Mexico’s Spending Half a Billion Bucks on Drug War Helicopters

$680 million worth of American Black Hawks signals continued fighting

Mexico’s Spending Half a Billion Bucks on Drug War Helicopters Mexico’s Spending Half a Billion Bucks on Drug War Helicopters
For years, the Mexican military has chased after heavily-armed drug traffickers using Sikorsky UH-60 Black Hawk helicopters. Being both tough and reliable, the American-made... Mexico’s Spending Half a Billion Bucks on Drug War Helicopters

For years, the Mexican military has chased after heavily-armed drug traffickers using Sikorsky UH-60 Black Hawk helicopters. Being both tough and reliable, the American-made copters are well suited to the task.

Now Mexico is buying a lot more of them. The latest, most modern version.

The U.S. State Department will facilitate the sale of 18 M-model Black Hawks for $680 million. The bulk of the cost is for the birds themselves but the bundle also includes radios, identification transponders, 36 M134 Gatling guns and 18 night-vision goggles.

The sale also includes training and support services. The Defense Security Cooperation Agency detailed these items and more in a recent notification to Congress.

“The sale of these UH-60M helicopters to Mexico will significantly increase and strengthen its capability to provide in-country airlift support for its forces engaged in counter-drug operations,” DSCA noted.

A mere 18 helicopters might not seem like a lot.
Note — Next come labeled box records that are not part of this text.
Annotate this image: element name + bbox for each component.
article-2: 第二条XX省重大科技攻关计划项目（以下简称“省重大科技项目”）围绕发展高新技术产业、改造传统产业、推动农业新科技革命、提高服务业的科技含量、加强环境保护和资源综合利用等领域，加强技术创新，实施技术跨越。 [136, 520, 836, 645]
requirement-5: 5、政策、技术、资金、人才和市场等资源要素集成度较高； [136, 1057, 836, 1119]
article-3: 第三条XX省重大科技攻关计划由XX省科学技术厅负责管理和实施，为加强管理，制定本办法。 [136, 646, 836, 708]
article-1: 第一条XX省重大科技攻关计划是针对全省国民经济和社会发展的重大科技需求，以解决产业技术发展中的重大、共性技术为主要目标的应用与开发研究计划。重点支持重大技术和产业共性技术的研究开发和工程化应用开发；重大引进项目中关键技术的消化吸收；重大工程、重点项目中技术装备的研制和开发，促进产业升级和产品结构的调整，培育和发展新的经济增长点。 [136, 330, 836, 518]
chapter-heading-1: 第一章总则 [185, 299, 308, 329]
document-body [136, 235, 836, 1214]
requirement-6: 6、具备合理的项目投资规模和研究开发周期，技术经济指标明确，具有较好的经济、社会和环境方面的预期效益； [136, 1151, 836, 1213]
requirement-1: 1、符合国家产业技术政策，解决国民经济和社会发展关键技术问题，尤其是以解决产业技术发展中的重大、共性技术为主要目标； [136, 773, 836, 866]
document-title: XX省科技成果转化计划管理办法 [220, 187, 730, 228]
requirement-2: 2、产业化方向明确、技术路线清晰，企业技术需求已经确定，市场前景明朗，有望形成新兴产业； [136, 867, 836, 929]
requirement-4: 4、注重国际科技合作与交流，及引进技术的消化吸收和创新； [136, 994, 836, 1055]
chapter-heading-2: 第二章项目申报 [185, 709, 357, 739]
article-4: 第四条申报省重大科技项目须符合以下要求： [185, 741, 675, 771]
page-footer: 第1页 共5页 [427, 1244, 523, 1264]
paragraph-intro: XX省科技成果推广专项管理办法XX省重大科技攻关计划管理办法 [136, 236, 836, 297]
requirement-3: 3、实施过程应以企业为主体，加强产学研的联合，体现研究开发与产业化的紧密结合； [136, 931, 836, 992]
The U.S. military alone has more than 2,000 Black Hawks. But it’s a lot for Mexico. The number is more than all the UH-60s that America handed to its southern neighbor during the worst years of the drug war.

“It’s also a big shift for Mexico which has regularly purchased [helicopters] from Russia,” James Bosworth, an analyst at Latin America security firm Southern Pulse tells War is Boring. “If I’ve learned anything from reading news over the past 15 years, it’s to avoid getting in vehicles made by Russians.”

The fact that Mexico wants so many copters is also a sign the government could be preparing for an extended conflict.

Starting in 2007, America previously provided 14 Black Hawks to Mexico under a $1.4-billion arms plan known as the Merida Initiative.

Years of hard use have likely added to these birds’ normal wear and tear. One federal police Black Hawk crashed during a hurricane relief operation near the resort city of Acapulco in September.

The copters are particularly useful in a drug war.

The cartels operate more or less like insurgents, relying on mobility to escape being killed or captured. The more professional cartel gunmen use armored vehicles, military-style tactics and high-powered weapons, which gives them an advantage over lightly-armed—and lightly-armored—police forces.

Black Hawks allow the Mexican military to quickly ferry small teams around, chase after armored convoys and descend on kingpin hideouts before the drug lords can escape. Mexican troops have even fired on gunmen from the air while being shielded, to a degree, from return small-arms fire.

“The Black Hawks will be safer and more reliable for the Mexican military, which is good for both countries,” Bosworth says.

Mexican marines in a Black Hawk stopped a truck carrying Los Zetas boss Miguel Angel Trevino in July 2013. Troops jumped out of the helicopter and nabbed Trevino as he fled into the brush.

As recently as April 18, a Mexican army helicopter chased after a convoy of SUVs in the border city of Matamoros. Gunmen in one vehicle fired on the helicopter with AK assault rifles. But the helicopter returned fire, killing three gunmen and knocking the SUV out of action.

The new Black Hawks might serve as a kind of insurance policy.

Mexican president Enrique Pena Nieto campaigned on a plan to reduce violence … without going after the cartels with guns blazing. But despite this pledge, the drug war is still just as militarized. The homicide rate has stabilized, but thousands of people are still expected to die from drug-related violence in 2014.

The past year has seen the arrests of the leaders of Mexico’s two biggest and baddest cartels, including Joaquin “El Chapo” Guzman of the Sinaloa Cartel. This “kingpin strategy” takes the worst bad guys off the streets, but means there’s an opportunity for rivals to muscle into new drug-trafficking territory.

In cities like Matamoros—which has experienced sporadic gun battles in recent months—that could be the Gulf Cartel or warring groups within the Zetas using the chaos as an opportunity.

So it’s worth asking the question. Would the Mexican government spend $680 million on a bunch of military helicopters if it expected the drug war to end any time soon? Almost certainly not.